Dahlias need at least six to eight hours of sun every day and rich, well-drained soil. Stallworth gets a soil test done just about every year, and when the test says she is low on nitrogen, she adds cow manure. She does not add a lot of nitrogen during the growing season.

The tubers should be planted about 6 inches deep with the eyes pointing up. How far apart depends on how tall the dahlia grows. Bedding dahlias can be about a foot apart, while the tallest ones – some about 6 feet – should be planted about 3 feet apart.

“The secret is to plant them and don’t water them until they sprout up out of the ground,” Stallworth said. “A lot of people drown them by watering too early.”

But once the vegetation shows, dahlias need a lot of water.

Before you buy your dahlias, you must decide how you are going to use them. The huge dinner-plate blossoms are stunning in the garden, but they don’t work as cut flowers.

Catalogs usually will describe the dahlias as either being good as cut flowers or good in the garden.

Cutting dahlias actually gets the plant to produce more blossoms, and you have to deadhead the spent blossoms or the plant will stop producing.

Stallworth cuts the flowers early in the morning, placing the stems immediately in a bucket of hot water and letting them sit for a couple of hours before moving them to vases.

While some people treat dahlias as annuals, most gardeners will dig up the tubers and save them for the next year.
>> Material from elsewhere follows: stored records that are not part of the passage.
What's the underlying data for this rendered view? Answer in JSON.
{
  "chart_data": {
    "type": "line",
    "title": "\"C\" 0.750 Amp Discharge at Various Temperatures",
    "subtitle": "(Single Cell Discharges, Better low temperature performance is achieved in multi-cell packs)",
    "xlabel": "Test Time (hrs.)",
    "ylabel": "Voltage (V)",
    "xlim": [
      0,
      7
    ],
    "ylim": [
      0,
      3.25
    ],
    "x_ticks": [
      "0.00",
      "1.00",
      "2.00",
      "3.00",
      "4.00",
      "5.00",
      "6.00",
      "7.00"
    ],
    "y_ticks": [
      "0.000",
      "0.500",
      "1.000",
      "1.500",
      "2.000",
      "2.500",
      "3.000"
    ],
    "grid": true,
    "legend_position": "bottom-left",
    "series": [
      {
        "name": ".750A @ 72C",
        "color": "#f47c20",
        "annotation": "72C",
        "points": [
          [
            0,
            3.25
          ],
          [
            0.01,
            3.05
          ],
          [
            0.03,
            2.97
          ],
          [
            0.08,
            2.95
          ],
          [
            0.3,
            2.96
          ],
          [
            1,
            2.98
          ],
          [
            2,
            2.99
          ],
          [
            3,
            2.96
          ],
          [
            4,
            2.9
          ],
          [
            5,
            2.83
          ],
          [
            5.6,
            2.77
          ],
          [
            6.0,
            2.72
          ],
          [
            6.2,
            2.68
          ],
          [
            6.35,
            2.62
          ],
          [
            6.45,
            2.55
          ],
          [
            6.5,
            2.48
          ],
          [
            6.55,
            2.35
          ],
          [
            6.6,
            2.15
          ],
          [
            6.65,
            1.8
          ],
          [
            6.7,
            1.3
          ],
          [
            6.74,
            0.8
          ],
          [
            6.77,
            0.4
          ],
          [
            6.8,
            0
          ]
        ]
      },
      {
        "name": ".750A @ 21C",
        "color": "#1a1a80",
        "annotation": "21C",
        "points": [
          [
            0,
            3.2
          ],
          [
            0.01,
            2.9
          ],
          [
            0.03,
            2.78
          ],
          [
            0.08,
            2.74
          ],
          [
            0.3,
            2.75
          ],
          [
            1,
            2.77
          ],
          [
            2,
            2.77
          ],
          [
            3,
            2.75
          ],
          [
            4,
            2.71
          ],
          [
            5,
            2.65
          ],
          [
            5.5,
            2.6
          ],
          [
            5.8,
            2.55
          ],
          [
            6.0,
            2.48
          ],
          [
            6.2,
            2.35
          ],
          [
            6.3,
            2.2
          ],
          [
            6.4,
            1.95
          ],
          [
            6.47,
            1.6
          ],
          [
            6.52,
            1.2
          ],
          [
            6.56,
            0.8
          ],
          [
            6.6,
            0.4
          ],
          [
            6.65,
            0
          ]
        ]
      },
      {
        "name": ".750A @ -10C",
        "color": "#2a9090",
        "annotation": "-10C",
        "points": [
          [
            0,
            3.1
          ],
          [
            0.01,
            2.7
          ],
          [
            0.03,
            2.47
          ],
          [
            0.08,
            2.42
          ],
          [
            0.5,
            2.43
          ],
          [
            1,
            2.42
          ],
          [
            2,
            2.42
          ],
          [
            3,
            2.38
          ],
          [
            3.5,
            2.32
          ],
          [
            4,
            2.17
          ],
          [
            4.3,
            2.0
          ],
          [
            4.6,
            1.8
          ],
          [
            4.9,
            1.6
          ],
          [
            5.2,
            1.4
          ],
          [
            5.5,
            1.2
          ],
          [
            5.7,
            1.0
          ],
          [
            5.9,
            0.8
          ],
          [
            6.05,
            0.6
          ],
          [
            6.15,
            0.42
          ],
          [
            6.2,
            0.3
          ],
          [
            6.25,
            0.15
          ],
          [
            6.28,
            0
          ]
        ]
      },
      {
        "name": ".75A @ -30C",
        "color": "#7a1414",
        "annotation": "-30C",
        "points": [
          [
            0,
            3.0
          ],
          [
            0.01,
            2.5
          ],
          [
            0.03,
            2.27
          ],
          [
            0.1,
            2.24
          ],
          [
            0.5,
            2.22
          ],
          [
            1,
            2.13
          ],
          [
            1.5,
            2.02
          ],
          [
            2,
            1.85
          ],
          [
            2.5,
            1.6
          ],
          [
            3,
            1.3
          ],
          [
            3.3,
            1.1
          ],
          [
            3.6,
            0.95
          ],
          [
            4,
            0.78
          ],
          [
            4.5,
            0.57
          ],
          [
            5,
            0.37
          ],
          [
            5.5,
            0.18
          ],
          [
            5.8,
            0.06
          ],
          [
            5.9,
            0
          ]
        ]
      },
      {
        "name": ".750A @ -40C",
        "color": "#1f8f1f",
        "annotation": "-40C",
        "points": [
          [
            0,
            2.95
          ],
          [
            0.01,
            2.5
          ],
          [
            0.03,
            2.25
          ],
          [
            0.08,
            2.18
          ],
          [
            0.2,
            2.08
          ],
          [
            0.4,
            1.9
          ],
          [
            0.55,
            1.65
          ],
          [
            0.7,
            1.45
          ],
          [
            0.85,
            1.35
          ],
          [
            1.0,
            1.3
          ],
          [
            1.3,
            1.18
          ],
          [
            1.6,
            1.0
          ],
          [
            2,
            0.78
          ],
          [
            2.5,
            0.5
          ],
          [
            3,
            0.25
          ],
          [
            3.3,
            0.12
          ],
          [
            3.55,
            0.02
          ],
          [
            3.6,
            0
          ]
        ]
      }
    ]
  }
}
This is where the hard work comes in, and it can be tricky.

You shouldn’t dig the dahlias until a week or two after they have been hit by a couple of hard frosts, Stallworth said. Otherwise the bulbs will continue growing once dug and then rot. After you get them out you have to shake the soil off and let them dry for a few days.

At this point, she says, it is important to separate the mother bulb from the children. The original bulb will not produce the same plant and flowers again, but the offspring bulbs will maintain the original character.

“The mothers all revert to orangey red and they don’t have strong stems,” she said. “If I get that orangey red, I throw that whole plant away because it is never going to get any better.”

She advises against procrastinating until spring, because it is easier to differentiate between the mother and children in the fall. The mother bulb will be fatter and darker, and maybe a bit wrinkled.

Some people hose the tubers down, leave them on a tarp in the garage overnight and bring them out in the sunlight during the day to dry out. It’s a good idea to write the variety (if you remember it) or at least the color on the tuber with indelible ink so you know what you have when you plant next year.

Once the tubers are completely dry, move them to a cool, dry place where they won’t freeze – and get ready to start the cycle all over again.

For now, though, I’m just looking forward to the blossoms.